Performing a database search with FragPipe
FragPipe can be downloaded here.
Follow the instructions on the same Releases page to launch the program.
When FragPipe launches, the first tab in the window (‘Config’) will be used to configure the program.
- Connect FragPipe to a MSFragger .jar program file. If you already have such a file downloaded, use the ‘Browse’ button to select it or ‘Update’ to upgrade to the latest version. If you have not downloaded MSFragger before, use the ‘Download’ button.
- Connect FragPipe to a Philosopher program file. If you already have it downloaded, select ‘Browse’, otherwise select ‘Download’.
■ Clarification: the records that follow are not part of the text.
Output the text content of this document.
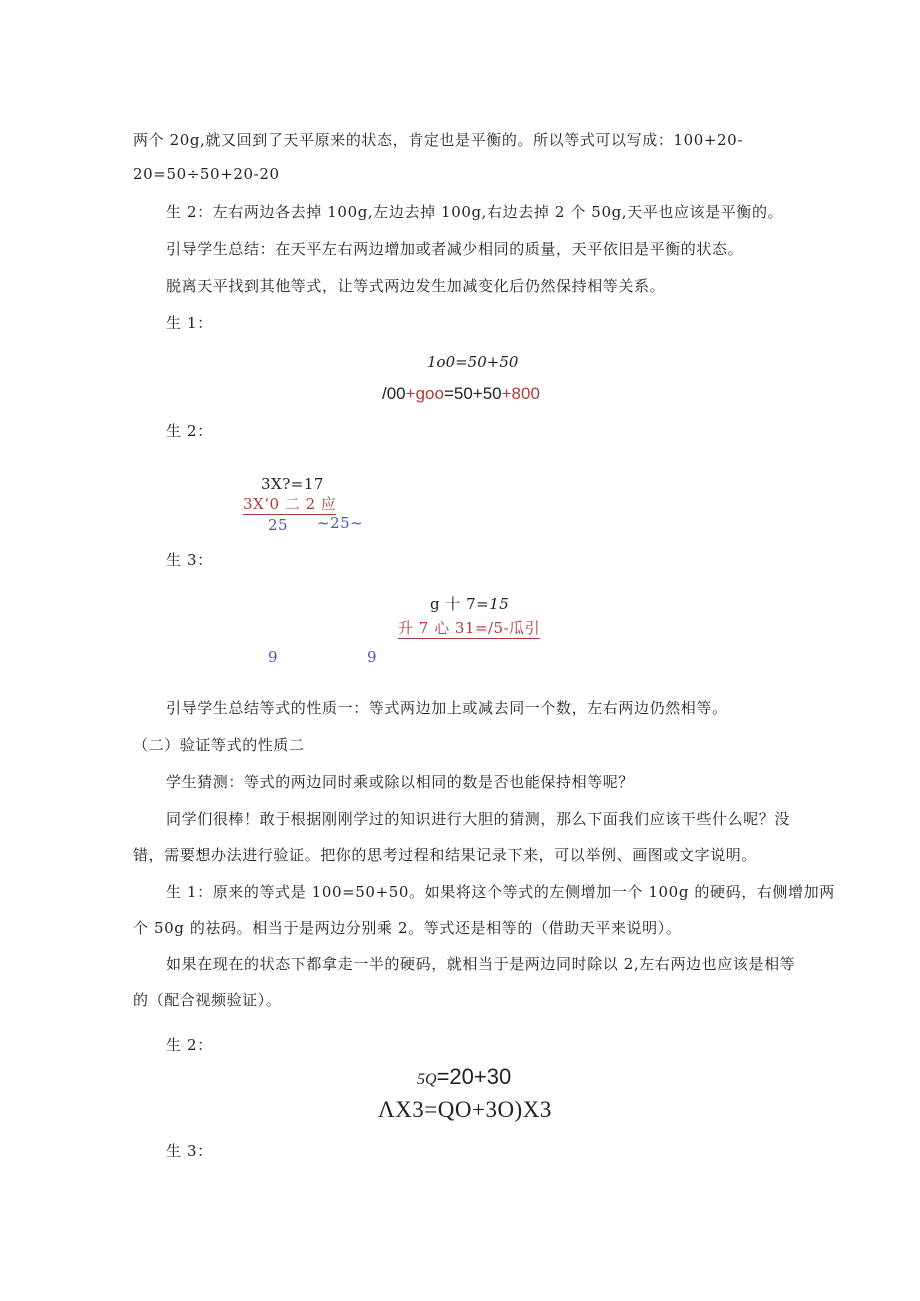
两个 20g,就又回到了天平原来的状态，肯定也是平衡的。所以等式可以写成：100+20-
20=50÷50+20-20
生 2：左右两边各去掉 100g,左边去掉 100g,右边去掉 2 个 50g,天平也应该是平衡的。
引导学生总结：在天平左右两边增加或者减少相同的质量，天平依旧是平衡的状态。
脱离天平找到其他等式，让等式两边发生加减变化后仍然保持相等关系。
生 1：
1o0=50+50
/00+goo=50+50+800
生 2：
3X?=17
3X‘0 二 2 应
25 ~25~
生 3：
g 十 7=15
升 7 心 31=/5-瓜引
9	9
引导学生总结等式的性质一：等式两边加上或减去同一个数，左右两边仍然相等。
（二）验证等式的性质二
学生猜测：等式的两边同时乘或除以相同的数是否也能保持相等呢？
同学们很棒！敢于根据刚刚学过的知识进行大胆的猜测，那么下面我们应该干些什么呢？没
错，需要想办法进行验证。把你的思考过程和结果记录下来，可以举例、画图或文字说明。
生 1：原来的等式是 100=50+50。如果将这个等式的左侧增加一个 100g 的硬码，右侧增加两
个 50g 的祛码。相当于是两边分别乘 2。等式还是相等的（借助天平来说明）。
如果在现在的状态下都拿走一半的硬码，就相当于是两边同时除以 2,左右两边也应该是相等
的（配合视频验证）。
生 2：
5Q=20+30
ΛX3=QO+3O)X3
生 3：
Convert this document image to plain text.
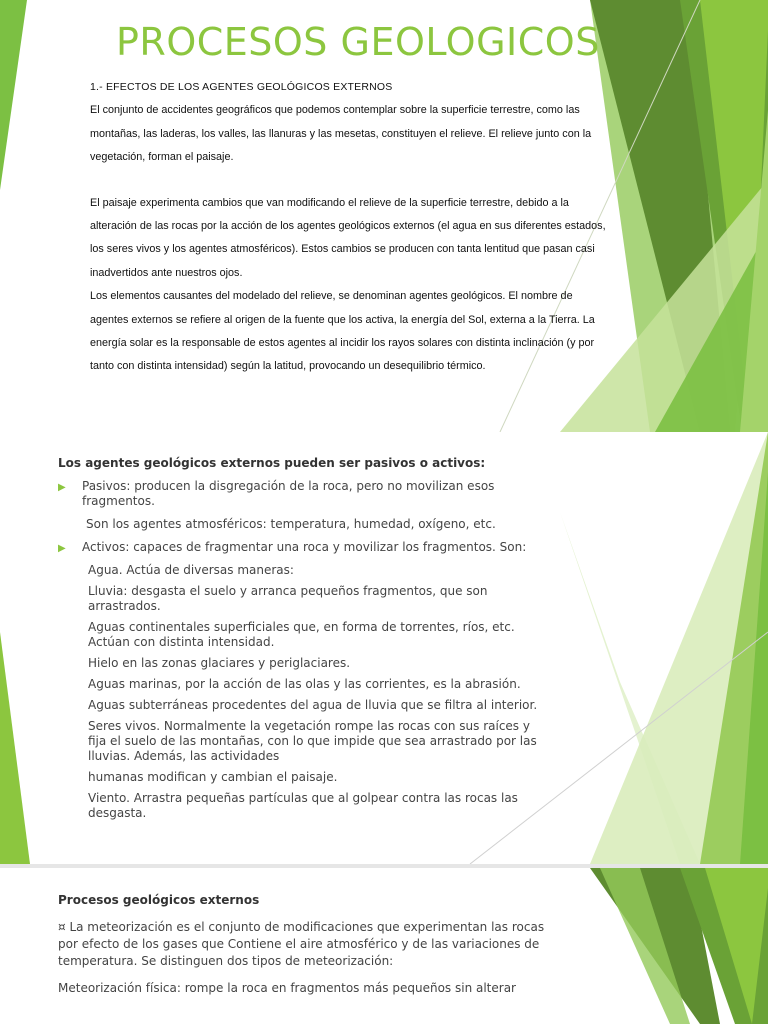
PROCESOS GEOLOGICOS

1.- EFECTOS DE LOS AGENTES GEOLÓGICOS EXTERNOS

El conjunto de accidentes geográficos que podemos contemplar sobre la superficie terrestre, como las montañas, las laderas, los valles, las llanuras y las mesetas, constituyen el relieve. El relieve junto con la vegetación, forman el paisaje.

El paisaje experimenta cambios que van modificando el relieve de la superficie terrestre, debido a la alteración de las rocas por la acción de los agentes geológicos externos (el agua en sus diferentes estados, los seres vivos y los agentes atmosféricos). Estos cambios se producen con tanta lentitud que pasan casi inadvertidos ante nuestros ojos.

Los elementos causantes del modelado del relieve, se denominan agentes geológicos. El nombre de agentes externos se refiere al origen de la fuente que los activa, la energía del Sol, externa a la Tierra. La energía solar es la responsable de estos agentes al incidir los rayos solares con distinta inclinación (y por tanto con distinta intensidad) según la latitud, provocando un desequilibrio térmico.

Los agentes geológicos externos pueden ser pasivos o activos:

▶ Pasivos: producen la disgregación de la roca, pero no movilizan esos fragmentos.

Son los agentes atmosféricos: temperatura, humedad, oxígeno, etc.

▶ Activos: capaces de fragmentar una roca y movilizar los fragmentos. Son:

Agua. Actúa de diversas maneras:

Lluvia: desgasta el suelo y arranca pequeños fragmentos, que son arrastrados.

Aguas continentales superficiales que, en forma de torrentes, ríos, etc. Actúan con distinta intensidad.

Hielo en las zonas glaciares y periglaciares.

Aguas marinas, por la acción de las olas y las corrientes, es la abrasión.

Aguas subterráneas procedentes del agua de lluvia que se filtra al interior.

Seres vivos. Normalmente la vegetación rompe las rocas con sus raíces y fija el suelo de las montañas, con lo que impide que sea arrastrado por las lluvias. Además, las actividades

humanas modifican y cambian el paisaje.

Viento. Arrastra pequeñas partículas que al golpear contra las rocas las desgasta.

Procesos geológicos externos

¤ La meteorización es el conjunto de modificaciones que experimentan las rocas por efecto de los gases que Contiene el aire atmosférico y de las variaciones de temperatura. Se distinguen dos tipos de meteorización:

Meteorización física: rompe la roca en fragmentos más pequeños sin alterar
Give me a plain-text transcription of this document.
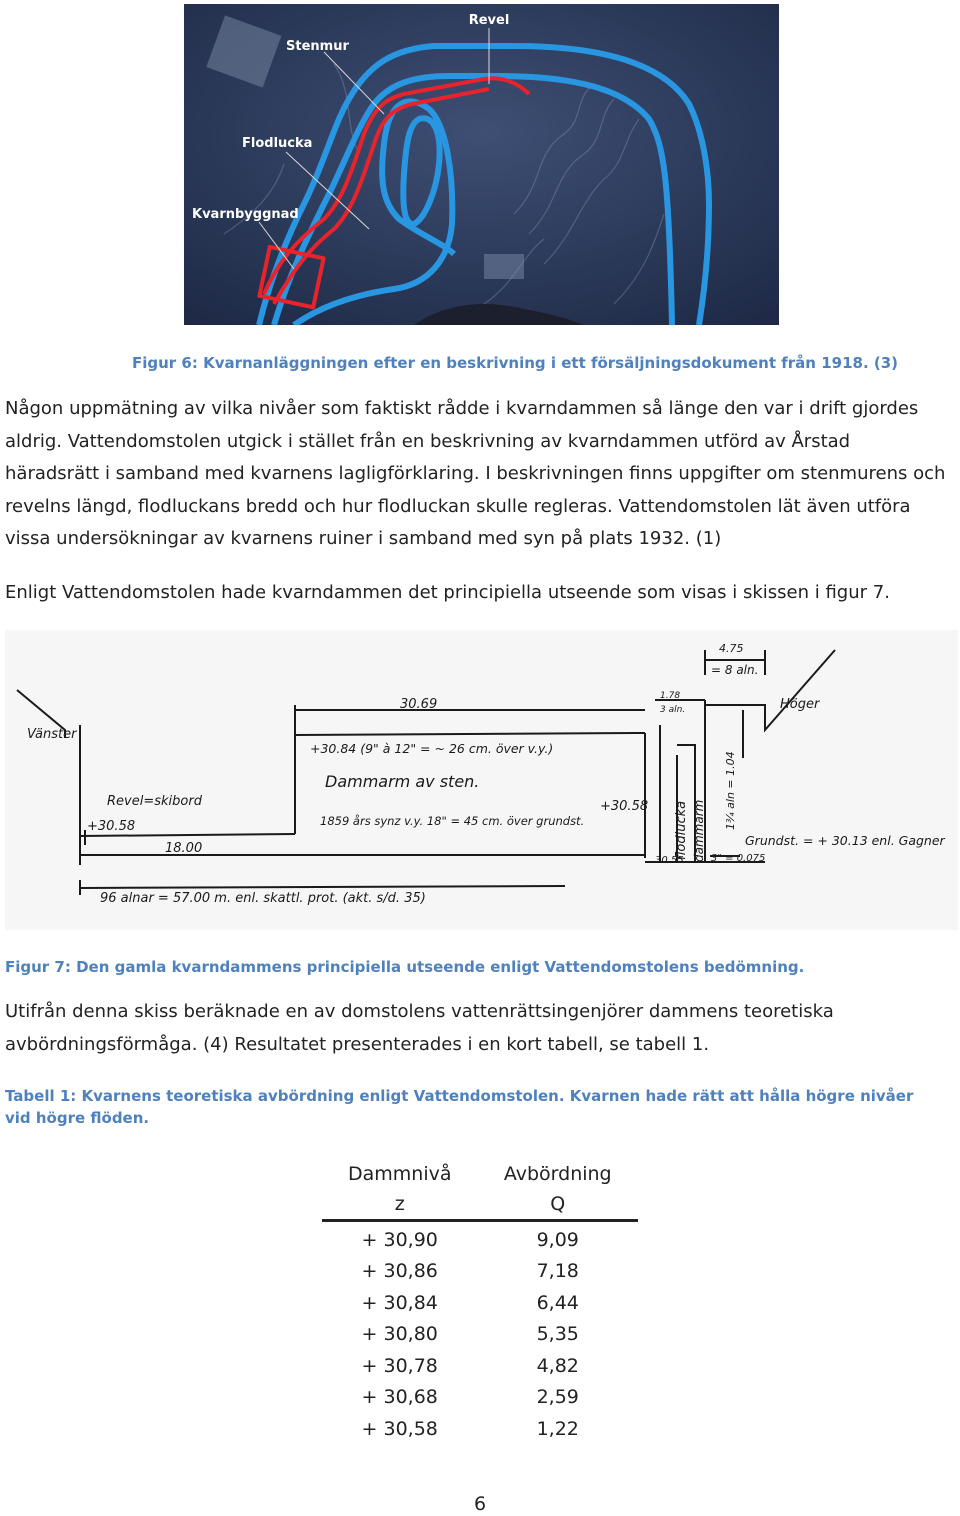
Revel
Stenmur
Flodlucka
Kvarnbyggnad
Figur 6: Kvarnanläggningen efter en beskrivning i ett försäljningsdokument från 1918. (3)
Någon uppmätning av vilka nivåer som faktiskt rådde i kvarndammen så länge den var i drift gjordes aldrig. Vattendomstolen utgick i stället från en beskrivning av kvarndammen utförd av Årstad häradsrätt i samband med kvarnens lagligförklaring. I beskrivningen finns uppgifter om stenmurens och revelns längd, flodluckans bredd och hur flodluckan skulle regleras. Vattendomstolen lät även utföra vissa undersökningar av kvarnens ruiner i samband med syn på plats 1932. (1)
Enligt Vattendomstolen hade kvarndammen det principiella utseende som visas i skissen i figur 7.
Vänster
Höger
Revel=skibord
+30.58
18.00
30.69
+30.84 (9" à 12" = ~ 26 cm. över v.y.)
Dammarm av sten.
1859 års synz v.y. 18" = 45 cm. över grundst.
+30.58 flodlucka dammarm
4.75
= 8 aln.
1.78
3 aln.
1¾ aln = 1.04
Grundst. = + 30.13 enl. Gagner
30.55	3" = 0.075
96 alnar = 57.00 m. enl. skattl. prot. (akt. s/d. 35)
Figur 7: Den gamla kvarndammens principiella utseende enligt Vattendomstolens bedömning.
Utifrån denna skiss beräknade en av domstolens vattenrättsingenjörer dammens teoretiska avbördningsförmåga. (4) Resultatet presenterades i en kort tabell, se tabell 1.
Tabell 1: Kvarnens teoretiska avbördning enligt Vattendomstolen. Kvarnen hade rätt att hålla högre nivåer vid högre flöden.
Dammnivå	Avbördning
z	Q

+ 30,90	9,09
+ 30,86	7,18
+ 30,84	6,44
+ 30,80	5,35
+ 30,78	4,82
+ 30,68	2,59
+ 30,58	1,22
6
- Python is needed to perform database splitting (necessary in large database situation) and spectral library generation. We recommend you install version 3.7 or later here. Also install the following Python packages: numpy, pandas, Cython, msproteomicstools (only needed for spectral library generation).
Specify input files:
In the next tab, ‘Select LC/MS Files’,
- Drag & drop mzML files into the window or select ‘Add files’ or ‘Add Folder Recursively’ (to add all files in a folder, including those in subfolders).
Specify a protein sequence database:
In the ‘Sequence DB’ tab,
- ‘Browse’ for the FASTA sequence database file that you want to use in the search, or select ‘Download’ to fetch one from Uniprot. The FASTA file must contain decoy sequences. For help adding decoys and database formatting, see this page.
- Make sure the decoy prefix tag in the sequence database file is correct (necessary for target/decoy validation of identifications). If you select ‘Try Auto-Detect’, 50% of the entries should contain the decoy tag.
Set MSFragger search parameters:
Select the type of database search you want to perform.
Closed search: To perform a closed search (normal precursor mass tolerance), select ‘Closed Search’. This will prompt you to also update the downstream parameters for closed searching, select ‘Yes’.
Open search: To perform an open search (large precursor mass tolerance, used for finding unspecified post translational modifications), select ‘Open Search’. This will prompt you to also update the downstream parameters for open searching, select ‘Yes’.
Non-specific search: To perform a closed search where peptides are not required to have any enzymatic terminus, select ‘Non-specific Search’. This will prompt you to also update the downstream parameters for non-specific search, select ‘Yes’.
- Fill in the amount of memory (in GB) that FragPipe can use. We recommend at least 8-16 GB, but complex closed searches and open searches will require more.
- Specify the search parameters you want to use. For more information on these parameters, see the MSFragger wiki page.
Set downstream processing parameters:
- Select ‘Run PeptideProphet’ to validate your search results. (More information about PeptideProphet can be found here.
- If you previously updated the downstream parameters when setting MSFragger search parameters, you can skip to the next section. You can also re-load default downstream processing parameters by selecting the appropriate ‘Load defaults’ button.
- Select ‘Run ProteinProphet’ to validate your protein identifications. (More information about ProteinProphet here).
- If you are performing an open search, select Crystal-C to further improve filtering and interpretability of your results.
Specify filtering criteria and reports:
- Select ‘Create report’ to output tab-delimited tables of the search results.
- Select ‘Label-free Quant’ to perform label-free quantification if you need it.
- Select ‘Generate Spectral Library from search results’ to generate spectral library if you need it.
- Browse for the folder where you would like the search results to be written.
- Press ‘RUN’ to begin the analysis!